Headline

a generic fragment locator based on Technology:GeSHi

Description

GeFLo is a part of the 101companies:Explorer; it is a generic tool for fragment location. The technology supports the token-aware, and regular expression-based location of fragments for all languages that are supported by Technology:GeSHi. The input/output behavior of GeFLo is the following:

  • Input:
    • a source file
    • a fragment description using regexp-like syntax on tokens
  • Output:
    • the line range of the located fragment
Suppose we are in need of fragment location for Ruby.

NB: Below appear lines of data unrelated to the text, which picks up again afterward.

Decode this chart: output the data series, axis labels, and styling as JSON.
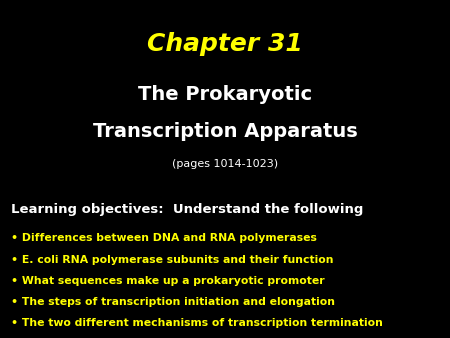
{
  "background_color": "#000000",
  "chapter_title": "Chapter 31",
  "chapter_color": "#ffff00",
  "chapter_fontsize": 18,
  "chapter_style": "italic",
  "chapter_weight": "bold",
  "subtitle_line1": "The Prokaryotic",
  "subtitle_line2": "Transcription Apparatus",
  "subtitle_color": "#ffffff",
  "subtitle_fontsize": 14,
  "subtitle_weight": "bold",
  "pages_text": "(pages 1014-1023)",
  "pages_color": "#ffffff",
  "pages_fontsize": 8,
  "learning_header": "Learning objectives:  Understand the following",
  "learning_header_color": "#ffffff",
  "learning_header_fontsize": 9.5,
  "learning_header_weight": "bold",
  "bullet_color": "#ffff00",
  "bullet_fontsize": 7.8,
  "bullet_weight": "bold",
  "bullets": [
    "Differences between DNA and RNA polymerases",
    "E. coli RNA polymerase subunits and their function",
    "What sequences make up a prokaryotic promoter",
    "The steps of transcription initiation and elongation",
    "The two different mechanisms of transcription termination"
  ]
}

Consider the following code https://github.com/101companies/101repo/blob/master/contributions/ruby/company/company.rb:

class Company
  
  attr_accessor :name, :topDepts
  
  def total
    ttl = 0.0
    topDepts.each do |topDept|
      ttl += topDept.total
    end
    ttl
  end
  
  def cut
    topDepts.each do |topDept|
      topDept.cut
    end
  end
end

A GeFLo-based fragment description for the function "total" takes this form:

def total ^[def]*

The expression matches with the leftmost, longest substring of the input that consists of "def", followed by "total", followed by any number of tokens that are different from "def". Fragment location hence returns the line range 5-11.

A GeFLo-based fragment description for the function "cut" takes this form:

def cut .* > end $

The expression matches with the leftmost, longest substring of the input that consists of "def", followed by "cut", followed by any number of tokens, where the substring must be followed by "end" and "$" (the end of the input). The operator ">" does not carry any semantics in matching; it only denotes the separation between matched input to be returned by fragment location as opposed to additional matched content. (We may also use the notion of "follow restriction".) Fragment location hence returns the line range 13-17.

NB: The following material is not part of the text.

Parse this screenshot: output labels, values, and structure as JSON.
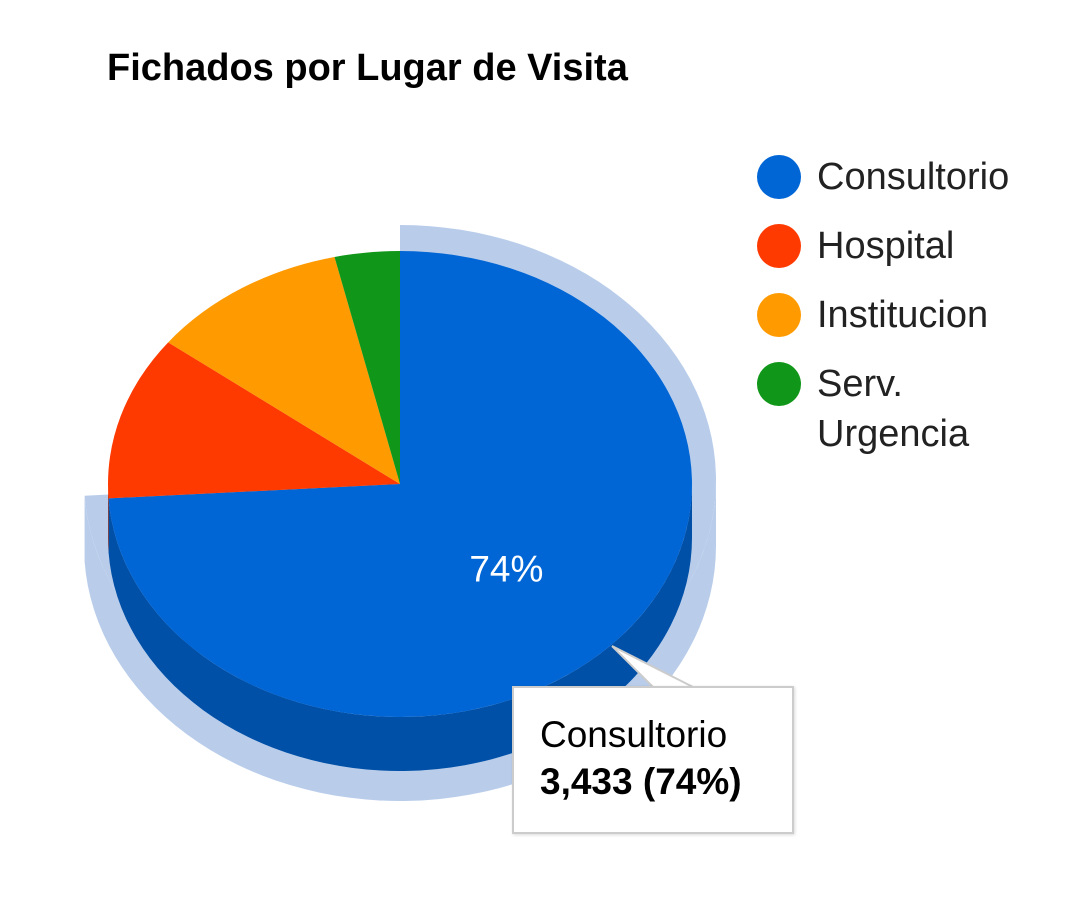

Special conventions regarding comments and whitespace:

  • Comments and whitespace are skipped in the input during matching.
  • Whitespace in regular expressions serves for sequential composition.
Summary of regexp syntax:
  • Metasymbol " " for sequential composition.
  • Metasymbol "." for any token.
  • Metasymbol "^" for start of input.
  • Metasymbol "$" for end of input.
  • Metasymbol ">" for separating the appended matched substring from follow restriction. (look-ahead)
  • Metasymbol "<" for separating the prepended matched substring from follow restriction. (look-behind)
  • Metasymbol "\" for escpaping metasymbols for use in token.
  • Metasymbols "?", "+", "*" as usual quantifiers for optional parts and iteration.
  • Metasyntax "^e" for negation; e is a regular expression.

Grammatic of GeFLo

This grammatic is only one possibility, but it is very near to the implementation, where some exceptions had to be made. There exists interfaces or classes in the implementation for all these rules. So it is ambiguous because of StarAnyToken and PlusAnyToken, which could be also interpreted as concrete rule, e.g. "Star = AnyToken '*'". But these both have a semantic difference to a regular quantified AnyToken: They can also match beyond the token limit.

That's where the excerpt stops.